The third and most widely discussed factor leading to an undermining of the idea of the academy is the marketisation of education. This procedure has been critiqued, especially by the Left, on various grounds. Here I will focus on how it undermines the academy as an institution servicing knowledge. If the university is nowadays a business, the teacher is automatically transformed to a service provider and the student is a customer (and in cases such as in the UK, a customer that pays a lot). There is a phrase in Greece, saying that ‘the customer is always right’. This has profound implications in the academic procedure, undermining the role of the teacher in an era where scepticism towards adult authority is already creating uncertainties on the ontology of the pedagogic system. Education is a procedure which is often demanding, tiring, and dull. However, in order to avoid a harsh evaluation by an unsatisfied customer, the teacher might prefer to compromise academic standards in order to make his or her ‘product’ more appealing.

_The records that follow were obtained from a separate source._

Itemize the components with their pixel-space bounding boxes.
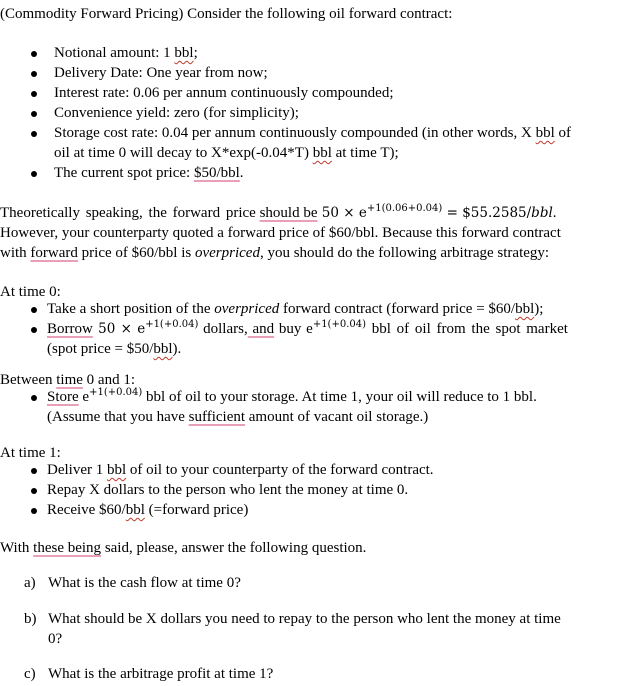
bullet-icon xyxy=(31,395,37,401)
question-b-label: b) xyxy=(24,611,37,627)
bullet-icon xyxy=(31,51,37,57)
bullet-icon xyxy=(31,71,37,77)
time0-borrow-line2: (spot price = $50/bbl). xyxy=(47,341,182,357)
time0-heading: At time 0: xyxy=(0,284,61,300)
between-heading: Between time 0 and 1: xyxy=(0,372,135,388)
theory-line2: However, your counterparty quoted a forward price of $60/bbl. Because this forward contract xyxy=(0,225,561,241)
term-delivery: Delivery Date: One year from now; xyxy=(54,65,268,81)
bullet-icon xyxy=(31,131,37,137)
time0-short-position: Take a short position of the overpriced forward contract (forward price = $60/bbl); xyxy=(47,301,544,317)
question-b-continuation: 0? xyxy=(48,631,63,647)
time0-borrow: Borrow $50 \times e^{+1(+0.04)}$ dollars, and buy $e^{+1(+0.04)}$ bbl of oil from the spot market xyxy=(47,319,568,337)
term-storage-line1: Storage cost rate: 0.04 per annum continuously compounded (in other words, X bbl of xyxy=(54,125,571,141)
theory-line3: with forward price of $60/bbl is overpriced, you should do the following arbitrage strategy: xyxy=(0,245,550,261)
between-store-line2: (Assume that you have sufficient amount of vacant oil storage.) xyxy=(47,409,429,425)
problem-title: (Commodity Forward Pricing) Consider the following oil forward contract: xyxy=(0,6,453,22)
bullet-icon xyxy=(31,171,37,177)
bullet-icon xyxy=(31,327,37,333)
question-a-label: a) xyxy=(24,575,36,591)
term-convenience: Convenience yield: zero (for simplicity); xyxy=(54,105,299,121)
question-c-label: c) xyxy=(24,666,36,682)
bullet-icon xyxy=(31,508,37,514)
bullet-icon xyxy=(31,111,37,117)
term-interest: Interest rate: 0.06 per annum continuously compounded; xyxy=(54,85,394,101)
time1-repay: Repay X dollars to the person who lent the money at time 0. xyxy=(47,482,409,498)
time1-receive: Receive $60/bbl (=forward price) xyxy=(47,502,249,518)
bullet-icon xyxy=(31,468,37,474)
closing-sentence: With these being said, please, answer the following question. xyxy=(0,540,367,556)
bullet-icon xyxy=(31,91,37,97)
term-storage-line2: oil at time 0 will decay to X*exp(-0.04*T) bbl at time T); xyxy=(54,145,399,161)
question-a-text: What is the cash flow at time 0? xyxy=(48,575,241,591)
term-spot: The current spot price: $50/bbl. xyxy=(54,165,244,181)
bullet-icon xyxy=(31,307,37,313)
question-b-text: What should be X dollars you need to repay to the person who lent the money at time xyxy=(48,611,561,627)
bullet-icon xyxy=(31,488,37,494)
term-notional: Notional amount: 1 bbl; xyxy=(54,45,198,61)
between-store: Store $e^{+1(+0.04)}$ bbl of oil to your storage. At time 1, your oil will reduce to 1 bbl. xyxy=(47,387,537,405)
theory-line1: Theoretically speaking, the forward price should be $50 \times e^{+1(0.06+0.04)}$ = $55.2585/bbl. xyxy=(0,203,557,221)
question-c-text: What is the arbitrage profit at time 1? xyxy=(48,666,274,682)
time1-deliver: Deliver 1 bbl of oil to your counterparty of the forward contract. xyxy=(47,462,434,478)
time1-heading: At time 1: xyxy=(0,445,61,461)
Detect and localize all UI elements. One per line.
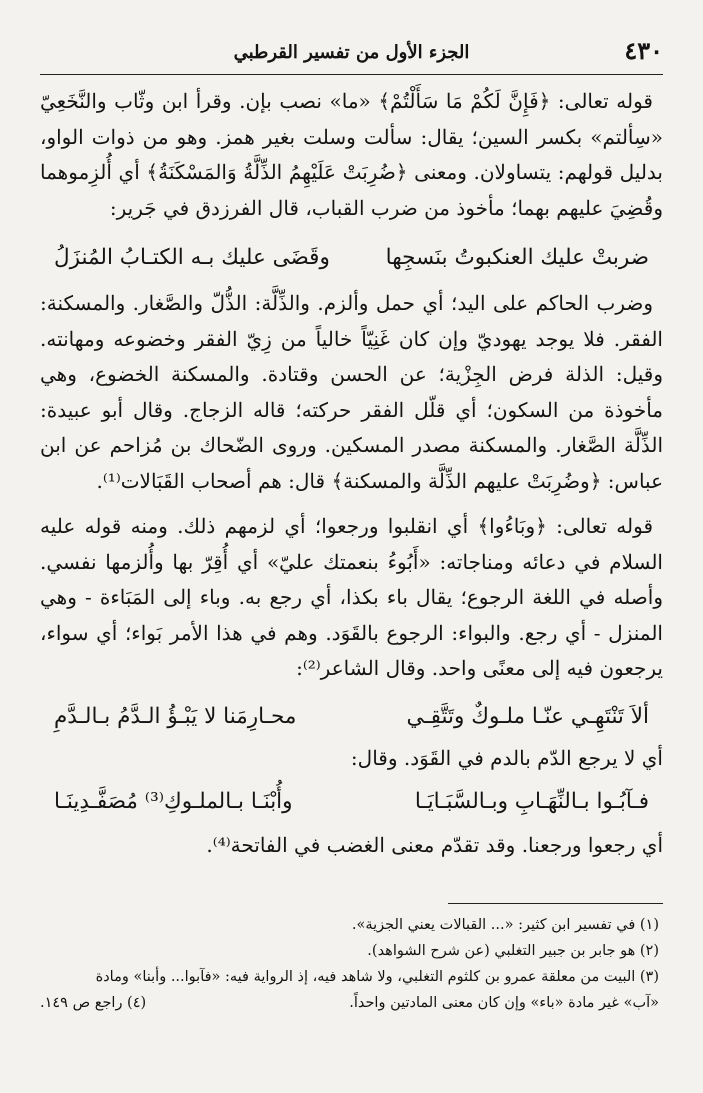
footnotes	[40, 912, 659, 1016]
footnote-tail-line	[40, 990, 659, 1016]
footnote-separator	[448, 903, 663, 904]
verse-3-second-hemistich: وأُبْنَـا بـالملـوكِ⁽³⁾ مُصَفَّـدِينَـا	[54, 789, 293, 814]
verse-2	[40, 695, 663, 739]
footnote-3: (٣) البيت من معلقة عمرو بن كلثوم التغلبي، ولا شاهد فيه، إذ الرواية فيه: «فآبوا... وأبنا» ومادة	[95, 969, 659, 985]
footnote-3-continuation: «آب» غير مادة «باء» وإن كان معنى المادتين واحداً.	[349, 995, 659, 1011]
paragraph-1: قوله تعالى: ﴿فَإِنَّ لَكُمْ مَا سَأَلْتُمْ﴾ «ما» نصب بإن. وقرأ ابن وثّاب والنَّخَعِيّ «سِألتم» بكسر السين؛ يقال: سألت وسلت بغير همز. وهو من ذوات الواو، بدليل قولهم: يتساولان. ومعنى ﴿ضُرِبَتْ عَلَيْهِمُ الذِّلَّةُ وَالمَسْكَنَةُ﴾ أي أُلزِموهما وقُضِيَ عليهم بهما؛ مأخوذ من ضرب القباب، قال الفرزدق في جَرير:	[40, 89, 663, 220]
verse-2-first-hemistich: ألاَ تَنْتَهِـي عنّـا ملـوكٌ وتَتَّقِـي	[406, 703, 649, 729]
verse-1-second-hemistich: وقَضَى عليك بـه الكتـابُ المُنزَلُ	[54, 245, 330, 270]
paragraph-2: وضرب الحاكم على اليد؛ أي حمل وألزم. والذِّلَّة: الذُّلّ والصَّغار. والمسكنة: الفقر. فلا يوجد يهوديّ وإن كان غَنِيّاً خالياً من زِيّ الفقر وخضوعه ومهانته. وقيل: الذلة فرض الجِزْية؛ عن الحسن وقتادة. والمسكنة الخضوع، وهي مأخوذة من السكون؛ أي قلّل الفقر حركته؛ قاله الزجاج. وقال أبو عبيدة: الذِّلَّة الصَّغار. والمسكنة مصدر المسكين. وروى الضّحاك بن مُزاحم عن ابن عباس: ﴿وضُرِبَتْ عليهم الذِّلَّة والمسكنة﴾ قال: هم أصحاب القَبَالات⁽¹⁾.	[40, 291, 664, 493]
verse-1	[40, 236, 663, 280]
footnote-4: (٤) راجع ص ١٤٩.	[40, 995, 147, 1011]
verse-1-first-hemistich: ضربتْ عليك العنكبوتُ بنَسجِها	[385, 245, 649, 270]
paragraph-3: قوله تعالى: ﴿وبَاءُوا﴾ أي انقلبوا ورجعوا؛ أي لزمهم ذلك. ومنه قوله عليه السلام في دعائه ومناجاته: «أَبُوءُ بنعمتك عليّ» أي أُقِرّ بها وأُلزمها نفسي. وأصله في اللغة الرجوع؛ يقال باء بكذا، أي رجع به. وباء إلى المَبَاءة - وهي المنزل - أي رجع. والبواء: الرجوع بالقَوَد. وهم في هذا الأمر بَواء؛ أي سواء، يرجعون فيه إلى معنًى واحد. وقال الشاعر⁽²⁾:	[40, 514, 663, 680]
verse-2-second-hemistich: محـارِمَنا لا يَبْـؤُ الـدَّمُ بـالـدَّمِ	[54, 703, 297, 729]
page-header	[40, 34, 663, 75]
running-title: الجزء الأول من تفسير القرطبي	[233, 42, 470, 63]
verse-explanation-line: أي لا يرجع الدّم بالدم في القَوَد. وقال:	[350, 745, 663, 770]
verse-3	[40, 780, 663, 824]
footnote-1: (١) في تفسير ابن كثير: «... القبالات يعني الجزية».	[351, 917, 659, 933]
page-body	[40, 84, 663, 864]
page-number: ٤٣٠	[624, 36, 663, 65]
closing-paragraph: أي رجعوا ورجعنا. وقد تقدّم معنى الغضب في الفاتحة⁽⁴⁾.	[206, 833, 663, 857]
verse-3-first-hemistich: فـآبُـوا بـالنِّهَـابِ وبـالسَّبَـايَـا	[414, 789, 649, 814]
footnote-2: (٢) هو جابر بن جبير التغلبي (عن شرح الشواهد).	[367, 943, 659, 959]
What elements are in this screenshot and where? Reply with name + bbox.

As the sociologist Frank Furedi has developed in his work, the provision of the ‘commodity’ that education is becoming is based on a pre-arranged agreement, a quid pro quo procedure where each side gives and takes in a narrowly-confined space. This means the questioning of the uncertainties and the promotion of ideas that might be heretical and outside a suffocating atmosphere of political correctness that prevails modern managerial world becomes difficult, if not impossible. Education becomes a ‘procedure driven’ experience, where how someone learns becomes more important than what he or she learns. Thus, we see that a huge amount of money, time, and energy is spent by the university for an army of experts, ‘learning enhancers’, human resources officers, and student union lobbyists who have nothing to do with anything regarding the pursuit of knowledge.
It is easy to understand that in a time of a global financial crisis, the zeitgeist is quite hostile to the idea of an academy servicing knowledge and the pursuit of truth. However, knowledge and truth are closely linked to the capacity of human beings to bring change and write history. And at the moment, we need these things more than ever.